Data mesh is particularly useful for hybrid cloud networks, where data connectivity models and data security are unavoidable challenges.

Two Approaches to Data Access: APIs vs. Controlled Datasets

In data fabric, data is made available via objective-based APIs or via data stores where API support does not exist. In a data mesh, data is copied into specific datasets for specific use-cases, but under the complete control of the business unit or domain that owns the data.

As an example, say a user needs to build a dashboard that compares quarterly sales versus quarterly inventory data. In the data fabric environment, the sales and inventory data will be ingested first to the respective system’s data store. Then an API will be built to join the data sets and expose them to the dashboard.

In a data mesh environment, the sales data will be copied from the department data store to a shared location. Likewise, the inventory data will be copied from the department data store to the same shared location. The dashboard owner will then build a joined table to make the datasets work in the same workbook.

That being said, let’s take a look at the real business world today. Data fabric versus data mesh? No, not really. It’s data fabric with data mesh that seems to be offering a comprehensive Data Management solution.

Use Cases: Tipping in Favor of Data Fabric

Data fabric has kept its promises of single-point data access, mitigation of data quality and insufficient storage issues, compliance, and superior handling of security threats. it is the preferred Data Management technology in the global business environment today.

Thus, data fabric is currently applied for a wide variety of use cases. Data mesh is still is an untapped stage, mostly providing additional strength to data fabric in multi-cloud setups.

Data Mesh as a Complementary Technology for Data Fabric

Data mesh, through its single method of connectivity, can promote high data availability and reliability in a hybrid cloud environment. The data is guaranteed to be highly available, easily discoverable, secure, and interoperable with the applications that depend on accessing it.
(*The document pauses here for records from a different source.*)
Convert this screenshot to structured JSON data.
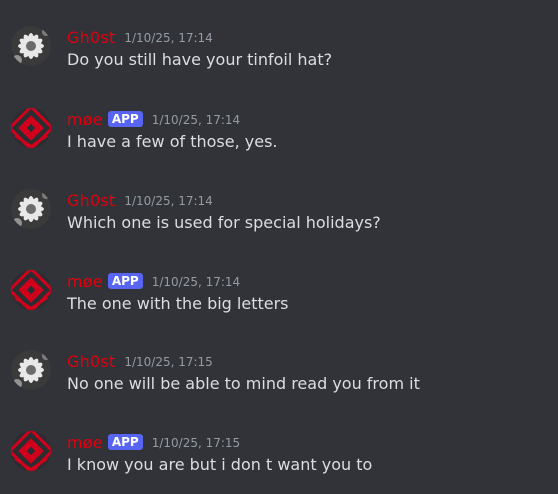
{
  "messages": [
    {
      "author": "Gh0st",
      "avatar": "flower-avatar-icon",
      "app_badge": "",
      "timestamp": "1/10/25, 17:14",
      "text": "Do you still have your tinfoil hat?"
    },
    {
      "author": "møe",
      "avatar": "red-diamond-logo-avatar-icon",
      "app_badge": "APP",
      "timestamp": "1/10/25, 17:14",
      "text": "I have a few of those, yes."
    },
    {
      "author": "Gh0st",
      "avatar": "flower-avatar-icon",
      "app_badge": "",
      "timestamp": "1/10/25, 17:14",
      "text": "Which one is used for special holidays?"
    },
    {
      "author": "møe",
      "avatar": "red-diamond-logo-avatar-icon",
      "app_badge": "APP",
      "timestamp": "1/10/25, 17:14",
      "text": "The one with the big letters"
    },
    {
      "author": "Gh0st",
      "avatar": "flower-avatar-icon",
      "app_badge": "",
      "timestamp": "1/10/25, 17:15",
      "text": "No one will be able to mind read you from it"
    },
    {
      "author": "møe",
      "avatar": "red-diamond-logo-avatar-icon",
      "app_badge": "APP",
      "timestamp": "1/10/25, 17:15",
      "text": "I know you are but i don t want you to"
    }
  ],
  "colors": {
    "background": "#313338",
    "username": "#e0000f",
    "app_badge": "#5865f2",
    "timestamp": "#949ba4",
    "message_text": "#dbdee1"
  }
}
In this context, you may want to review this Forbes Council Post, written by Joe Gleinser.

Something for Readers to Explore

Can data mesh survive without data fabric?

While data fabric has become the preferred network architecture for business data centers, data mesh has been quietly tracking network performance for years now, and intercepting whenever some changes occur.
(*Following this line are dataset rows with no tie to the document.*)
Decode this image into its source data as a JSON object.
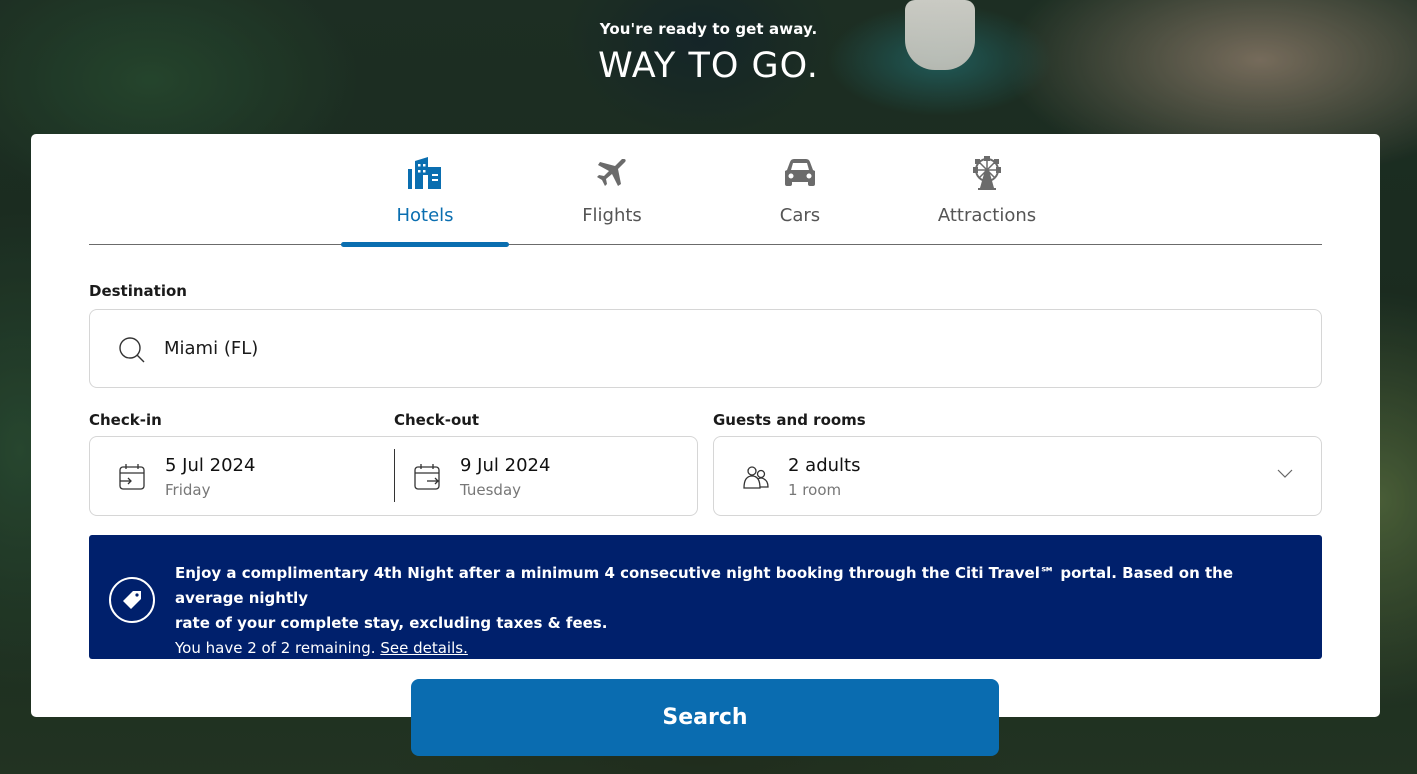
{
  "hero": {
    "subtitle": "You're ready to get away.",
    "title": "WAY TO GO."
  },
  "tabs": [
    {
      "label": "Hotels",
      "icon": "hotel-icon",
      "active": true
    },
    {
      "label": "Flights",
      "icon": "airplane-icon",
      "active": false
    },
    {
      "label": "Cars",
      "icon": "car-icon",
      "active": false
    },
    {
      "label": "Attractions",
      "icon": "ferris-wheel-icon",
      "active": false
    }
  ],
  "destination": {
    "label": "Destination",
    "value": "Miami (FL)",
    "icon": "search-icon"
  },
  "checkin": {
    "label": "Check-in",
    "date": "5 Jul 2024",
    "day": "Friday",
    "icon": "calendar-checkin-icon"
  },
  "checkout": {
    "label": "Check-out",
    "date": "9 Jul 2024",
    "day": "Tuesday",
    "icon": "calendar-checkout-icon"
  },
  "guests": {
    "label": "Guests and rooms",
    "adults": "2 adults",
    "rooms": "1 room",
    "icon": "people-icon"
  },
  "promo": {
    "icon": "tag-icon",
    "line1": "Enjoy a complimentary 4th Night after a minimum 4 consecutive night booking through the Citi Travel℠ portal. Based on the average nightly",
    "line2": "rate of your complete stay, excluding taxes & fees.",
    "line3": "You have 2 of 2 remaining.",
    "link": "See details."
  },
  "search_button": {
    "label": "Search"
  },
  "colors": {
    "accent": "#0a6eb0",
    "promo_bg": "#00206c",
    "tab_inactive": "#6b6b6b"
  }
}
Data mesh has served as the vigilant troubleshooter of enterprise networks — working overtime to resolve network problems even before they happen. Data mesh works independently, so it does not necessarily need to rely on data fabric. It runs on its own software-defined network (SDN) platform. Here is a piece of news: Many users feel that data mesh is a much better technology vs. data fabric for data integration. What do you think?

Conclusion

Data fabric and data mesh both offer powerful solutions for collecting and consolidating business data from disparate sources for enhanced decision-making. However, data mesh is still maturing; it is more suitable for applications that do not require high performance or reliability. For best results, data fabric and data mesh should be used as complementary technologies.

A thought-provoking article, Data Architecture: Complex vs. Complicated, discusses the need for “adaptable Data Management architectures” in a hyper-connected world of remote hosts and sensors flowing with nonstop data.